Thanks to outrage over airbrushing nightmares and models exposing the ugly side of modeling, is it possible that unattainable beauty ideals are fading?
The latest semi-scandal involves a television ad in the UK for L'Oréal Elvive Full Restore 5 hair care line (not available in the US). The ad (watch it above) features singer Cheryl Cole praising the collection for making her chestnut locks "full of life, replenished with healthy shine."
There's just one problem. Cole is wearing hair extensions -- and people are angry about it. The London Times reports that Cole has been not-so-secretly sporting extensions for several years now and they are a part of her look, but that hasn't stopped viewers from expressing their outrage.

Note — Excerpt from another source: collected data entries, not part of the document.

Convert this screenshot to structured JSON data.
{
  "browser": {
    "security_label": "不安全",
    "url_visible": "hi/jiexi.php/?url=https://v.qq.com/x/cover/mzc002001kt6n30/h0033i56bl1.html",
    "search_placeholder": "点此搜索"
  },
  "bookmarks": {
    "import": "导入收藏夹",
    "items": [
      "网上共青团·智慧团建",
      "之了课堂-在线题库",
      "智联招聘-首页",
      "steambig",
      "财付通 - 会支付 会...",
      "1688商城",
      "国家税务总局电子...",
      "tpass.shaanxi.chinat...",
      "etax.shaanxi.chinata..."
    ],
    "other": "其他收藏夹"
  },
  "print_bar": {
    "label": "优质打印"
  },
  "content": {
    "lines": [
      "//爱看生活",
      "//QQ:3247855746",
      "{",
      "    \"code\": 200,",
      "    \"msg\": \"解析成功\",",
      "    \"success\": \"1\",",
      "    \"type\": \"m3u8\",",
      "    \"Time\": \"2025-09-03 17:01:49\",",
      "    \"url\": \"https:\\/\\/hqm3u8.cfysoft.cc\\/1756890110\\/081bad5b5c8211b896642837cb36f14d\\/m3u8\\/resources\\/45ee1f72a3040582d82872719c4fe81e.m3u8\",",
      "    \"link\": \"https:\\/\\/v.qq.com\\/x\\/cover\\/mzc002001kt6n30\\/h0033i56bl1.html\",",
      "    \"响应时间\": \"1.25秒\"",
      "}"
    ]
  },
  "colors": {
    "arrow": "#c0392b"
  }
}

L'Oréal's stance is that they are within their legal rights -- a message quickly flashes on the screen to state "styled with some natural hair extensions." Did you catch it?
So here's the question: Is this false advertising? And are women being force fed unrealistic visions of beauty that ultimately make them feel worse about themselves?
The other side of the coin is this -- who really believes it? Do women who see the ad really believe it's Cole's natural hair or is everyone jaded enough to realize what's going on? By now we've seen enough weekly tabloid "Stars Without Makeup" exposé features to see that even A-listers look like crud when they're at the grocery store.
This isn't the first (or last) time beauty ads have come under fire. Rimmel got in truh-ble a few years ago for digitally enhancing Kate Moss' eyelashes for a mascara ad.